Dans un troisième projet, on élabore un étalon primaire dont on se servira pour étalonner les accélérateurs linéaires employés dans le cadre d'un autre traitement : la radiothérapie à débit de dose ultrahaut. Depuis quelques années, des chercheurs de divers pays se penchent sur la technique FLASH, une sorte de traitement qui pourrait changer la donne en radiothérapie. Lors d'une radiothérapie habituelle, le patient est exposé aux rayonnements au long d'une période de six semaines. Avec la technique FLASH, la dose complète est diffusée en moins d'une seconde. On maîtrise donc la tumeur avec de moins grandes séquelles pour les tissus sains. Outre la meilleure expérience que traverse manifestement le patient, cette nouvelle thérapie met un terme à l'un des principaux motifs qui entraînent l'interruption d'une radiothérapie classique, soit les effets néfastes sur les tissus sains. C'est ce qui rend la technique FLASH particulièrement attrayante. Néanmoins, étalonner un faisceau à débit de dose ultrahaut pose de sérieuses difficultés. Une solution consisterait à créer un étalon primaire pour les faisceaux cliniques. Les agents de recherches Bryan Muir et James Renaud ont piloté le projet et les premières démonstrations ont été couronnées de succès, dans deux centres anticancéreux de la Colombie-Britannique. Les mesures obtenues instillent la confiance dans la dose appliquée par la radiothérapie FLASH et confirment l'utilité des simulations en clinique lors des recherches précliniques.

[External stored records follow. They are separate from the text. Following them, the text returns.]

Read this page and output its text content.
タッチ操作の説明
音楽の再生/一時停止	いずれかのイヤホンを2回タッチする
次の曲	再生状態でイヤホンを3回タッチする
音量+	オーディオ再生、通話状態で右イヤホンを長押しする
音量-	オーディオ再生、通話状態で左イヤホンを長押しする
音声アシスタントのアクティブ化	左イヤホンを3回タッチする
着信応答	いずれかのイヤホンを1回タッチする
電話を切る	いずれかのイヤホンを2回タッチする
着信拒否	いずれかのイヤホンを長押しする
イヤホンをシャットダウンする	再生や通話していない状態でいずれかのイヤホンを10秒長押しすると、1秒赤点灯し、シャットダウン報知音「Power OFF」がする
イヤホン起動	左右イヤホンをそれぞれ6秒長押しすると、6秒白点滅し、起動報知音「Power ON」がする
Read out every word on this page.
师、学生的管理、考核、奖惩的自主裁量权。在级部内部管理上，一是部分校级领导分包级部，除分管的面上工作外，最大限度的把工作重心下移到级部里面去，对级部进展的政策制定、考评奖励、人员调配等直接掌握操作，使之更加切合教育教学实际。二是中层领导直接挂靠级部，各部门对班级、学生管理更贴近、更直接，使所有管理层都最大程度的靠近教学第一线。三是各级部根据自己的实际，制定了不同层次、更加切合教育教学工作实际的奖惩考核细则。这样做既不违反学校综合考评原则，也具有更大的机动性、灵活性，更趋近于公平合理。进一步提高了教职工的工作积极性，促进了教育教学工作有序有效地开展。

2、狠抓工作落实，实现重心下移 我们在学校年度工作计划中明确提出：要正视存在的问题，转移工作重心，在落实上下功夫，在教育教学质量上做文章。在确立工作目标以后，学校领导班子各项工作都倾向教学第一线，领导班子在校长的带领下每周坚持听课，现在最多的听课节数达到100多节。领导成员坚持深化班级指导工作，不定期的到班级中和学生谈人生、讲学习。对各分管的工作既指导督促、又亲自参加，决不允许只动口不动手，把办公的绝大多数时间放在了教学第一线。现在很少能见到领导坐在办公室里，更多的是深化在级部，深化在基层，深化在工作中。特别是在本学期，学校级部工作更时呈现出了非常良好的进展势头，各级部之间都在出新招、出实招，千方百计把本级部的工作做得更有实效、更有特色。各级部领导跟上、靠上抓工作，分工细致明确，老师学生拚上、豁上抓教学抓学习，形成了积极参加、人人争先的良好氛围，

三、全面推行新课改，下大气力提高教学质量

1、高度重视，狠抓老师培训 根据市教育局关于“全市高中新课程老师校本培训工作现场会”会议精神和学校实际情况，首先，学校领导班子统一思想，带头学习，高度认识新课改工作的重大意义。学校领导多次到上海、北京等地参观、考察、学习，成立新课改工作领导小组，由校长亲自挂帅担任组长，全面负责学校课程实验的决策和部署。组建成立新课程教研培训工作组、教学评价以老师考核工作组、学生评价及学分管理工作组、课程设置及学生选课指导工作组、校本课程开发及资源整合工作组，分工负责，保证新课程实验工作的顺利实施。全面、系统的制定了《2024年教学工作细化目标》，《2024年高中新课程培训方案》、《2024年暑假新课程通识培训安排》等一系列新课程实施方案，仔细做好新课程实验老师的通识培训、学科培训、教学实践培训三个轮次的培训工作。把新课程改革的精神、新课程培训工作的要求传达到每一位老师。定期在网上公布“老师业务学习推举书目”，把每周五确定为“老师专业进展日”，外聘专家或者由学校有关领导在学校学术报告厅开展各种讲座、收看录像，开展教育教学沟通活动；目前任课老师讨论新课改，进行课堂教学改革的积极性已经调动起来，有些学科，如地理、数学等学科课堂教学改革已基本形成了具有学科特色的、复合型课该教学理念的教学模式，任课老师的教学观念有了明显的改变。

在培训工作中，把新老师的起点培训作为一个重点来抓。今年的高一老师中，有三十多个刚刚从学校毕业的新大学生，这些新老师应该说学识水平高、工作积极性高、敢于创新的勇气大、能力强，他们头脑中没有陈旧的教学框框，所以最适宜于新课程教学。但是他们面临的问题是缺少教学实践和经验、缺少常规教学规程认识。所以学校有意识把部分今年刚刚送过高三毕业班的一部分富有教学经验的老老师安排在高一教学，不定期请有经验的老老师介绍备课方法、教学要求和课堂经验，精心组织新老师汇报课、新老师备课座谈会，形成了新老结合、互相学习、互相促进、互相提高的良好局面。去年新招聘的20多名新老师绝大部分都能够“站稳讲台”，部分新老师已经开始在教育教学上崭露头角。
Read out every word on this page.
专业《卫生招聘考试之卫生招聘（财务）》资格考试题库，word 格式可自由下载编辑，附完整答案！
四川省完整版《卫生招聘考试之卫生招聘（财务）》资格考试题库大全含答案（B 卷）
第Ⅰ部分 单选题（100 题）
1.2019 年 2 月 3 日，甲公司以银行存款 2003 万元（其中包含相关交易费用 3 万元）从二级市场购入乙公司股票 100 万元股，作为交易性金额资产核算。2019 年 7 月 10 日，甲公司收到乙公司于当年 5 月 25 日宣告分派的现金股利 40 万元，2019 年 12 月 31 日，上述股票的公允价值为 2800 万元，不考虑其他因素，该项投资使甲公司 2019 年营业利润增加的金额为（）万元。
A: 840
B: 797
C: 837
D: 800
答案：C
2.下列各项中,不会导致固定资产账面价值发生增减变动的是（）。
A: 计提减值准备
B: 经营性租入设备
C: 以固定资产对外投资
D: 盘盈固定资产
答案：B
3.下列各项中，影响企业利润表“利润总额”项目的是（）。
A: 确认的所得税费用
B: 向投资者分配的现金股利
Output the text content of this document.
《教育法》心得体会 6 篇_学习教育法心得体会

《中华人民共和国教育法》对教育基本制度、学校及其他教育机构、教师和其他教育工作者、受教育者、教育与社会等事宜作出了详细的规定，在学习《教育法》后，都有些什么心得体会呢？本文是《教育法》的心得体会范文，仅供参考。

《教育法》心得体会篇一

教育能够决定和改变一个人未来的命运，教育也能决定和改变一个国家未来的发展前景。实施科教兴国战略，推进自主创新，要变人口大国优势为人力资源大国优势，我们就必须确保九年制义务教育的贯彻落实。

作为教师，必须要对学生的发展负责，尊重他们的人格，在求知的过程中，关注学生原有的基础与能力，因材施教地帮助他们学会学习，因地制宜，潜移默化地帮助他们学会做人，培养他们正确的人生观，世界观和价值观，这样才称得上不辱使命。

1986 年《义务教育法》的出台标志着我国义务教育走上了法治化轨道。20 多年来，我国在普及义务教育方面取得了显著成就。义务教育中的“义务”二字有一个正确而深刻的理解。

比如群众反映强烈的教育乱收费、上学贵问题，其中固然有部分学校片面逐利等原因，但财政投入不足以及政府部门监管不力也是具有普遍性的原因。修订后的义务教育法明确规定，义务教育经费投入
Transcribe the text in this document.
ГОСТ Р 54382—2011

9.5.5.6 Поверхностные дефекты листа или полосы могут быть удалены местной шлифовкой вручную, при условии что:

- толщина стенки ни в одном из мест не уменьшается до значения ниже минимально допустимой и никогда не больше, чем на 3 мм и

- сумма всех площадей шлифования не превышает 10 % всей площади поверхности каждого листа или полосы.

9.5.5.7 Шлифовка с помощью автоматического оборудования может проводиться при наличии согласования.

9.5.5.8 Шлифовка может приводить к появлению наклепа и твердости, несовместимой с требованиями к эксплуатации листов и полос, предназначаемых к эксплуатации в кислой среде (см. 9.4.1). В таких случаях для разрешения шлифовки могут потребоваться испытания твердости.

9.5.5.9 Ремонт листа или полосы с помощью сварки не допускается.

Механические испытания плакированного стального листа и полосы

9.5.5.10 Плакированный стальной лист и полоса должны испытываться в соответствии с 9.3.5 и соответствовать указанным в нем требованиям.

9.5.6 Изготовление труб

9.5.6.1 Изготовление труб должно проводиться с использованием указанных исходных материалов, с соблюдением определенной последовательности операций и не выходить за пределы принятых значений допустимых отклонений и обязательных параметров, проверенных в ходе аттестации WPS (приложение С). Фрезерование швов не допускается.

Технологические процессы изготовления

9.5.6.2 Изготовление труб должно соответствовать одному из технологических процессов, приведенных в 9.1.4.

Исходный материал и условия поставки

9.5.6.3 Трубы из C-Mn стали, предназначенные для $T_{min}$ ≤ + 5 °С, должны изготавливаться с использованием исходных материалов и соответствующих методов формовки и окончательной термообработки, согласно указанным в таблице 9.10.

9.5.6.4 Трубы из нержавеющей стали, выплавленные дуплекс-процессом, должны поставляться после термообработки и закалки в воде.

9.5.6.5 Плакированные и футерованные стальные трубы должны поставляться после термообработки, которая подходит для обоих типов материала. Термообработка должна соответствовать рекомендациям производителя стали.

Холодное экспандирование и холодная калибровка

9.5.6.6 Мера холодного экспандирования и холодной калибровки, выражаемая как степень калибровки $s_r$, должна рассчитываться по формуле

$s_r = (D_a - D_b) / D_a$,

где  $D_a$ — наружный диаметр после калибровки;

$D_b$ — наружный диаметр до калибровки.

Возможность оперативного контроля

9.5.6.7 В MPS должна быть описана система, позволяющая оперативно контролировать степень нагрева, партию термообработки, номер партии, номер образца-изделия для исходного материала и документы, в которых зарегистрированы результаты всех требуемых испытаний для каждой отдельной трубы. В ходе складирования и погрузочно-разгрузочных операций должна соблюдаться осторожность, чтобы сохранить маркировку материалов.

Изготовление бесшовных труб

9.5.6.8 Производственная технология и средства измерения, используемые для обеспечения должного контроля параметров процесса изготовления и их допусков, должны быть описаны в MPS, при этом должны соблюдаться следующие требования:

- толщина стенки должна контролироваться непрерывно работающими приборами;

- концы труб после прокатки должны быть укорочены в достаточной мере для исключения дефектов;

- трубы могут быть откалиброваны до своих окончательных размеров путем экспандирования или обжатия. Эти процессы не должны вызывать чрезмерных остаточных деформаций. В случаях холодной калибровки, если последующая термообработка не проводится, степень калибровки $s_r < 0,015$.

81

De meilleurs traitements contre le cancer grâce à la collaboration

Ces trois projets, qui accroîtront l'efficacité de la lutte contre le cancer, témoignent de l'excellence des scientifiques et des techniciens du CNRC, ainsi que de leur travail. Selon Malcolm McEwen, chef de l'équipe de dosimétrie médicale et industrielle, « en combinant les compétences en physique des rayonnements, en génie mécanique, en électronique de précision, en simulation sur ordinateur et en soufflage du verre à des fins scientifiques, nous avons réussi à mettre au point des détecteurs de rayonnements spéciaux, optimisés pour les techniques actuelles et émergentes employées en radiothérapie pour combattre le cancer. L'impératif à l'origine de ces efforts est de garantir aux patients canadiens que le traitement contre le cancer qui leur a été prescrit sera administré avec la précision voulue et une issue plus heureuse. »

L'équipe du CNRC tient à remercier les personnes qui suivent, sans lesquelles ils n'auraient pu mener leur travail à bien : Tania Karan (BC Cancer Agency), Cornelia Hoehr (TRIUMF), Camille Bélanger-Champagne (TRIUMF), Arash Panahifar (CLS) et Cheryl Duzenli (BC Cancer Agency).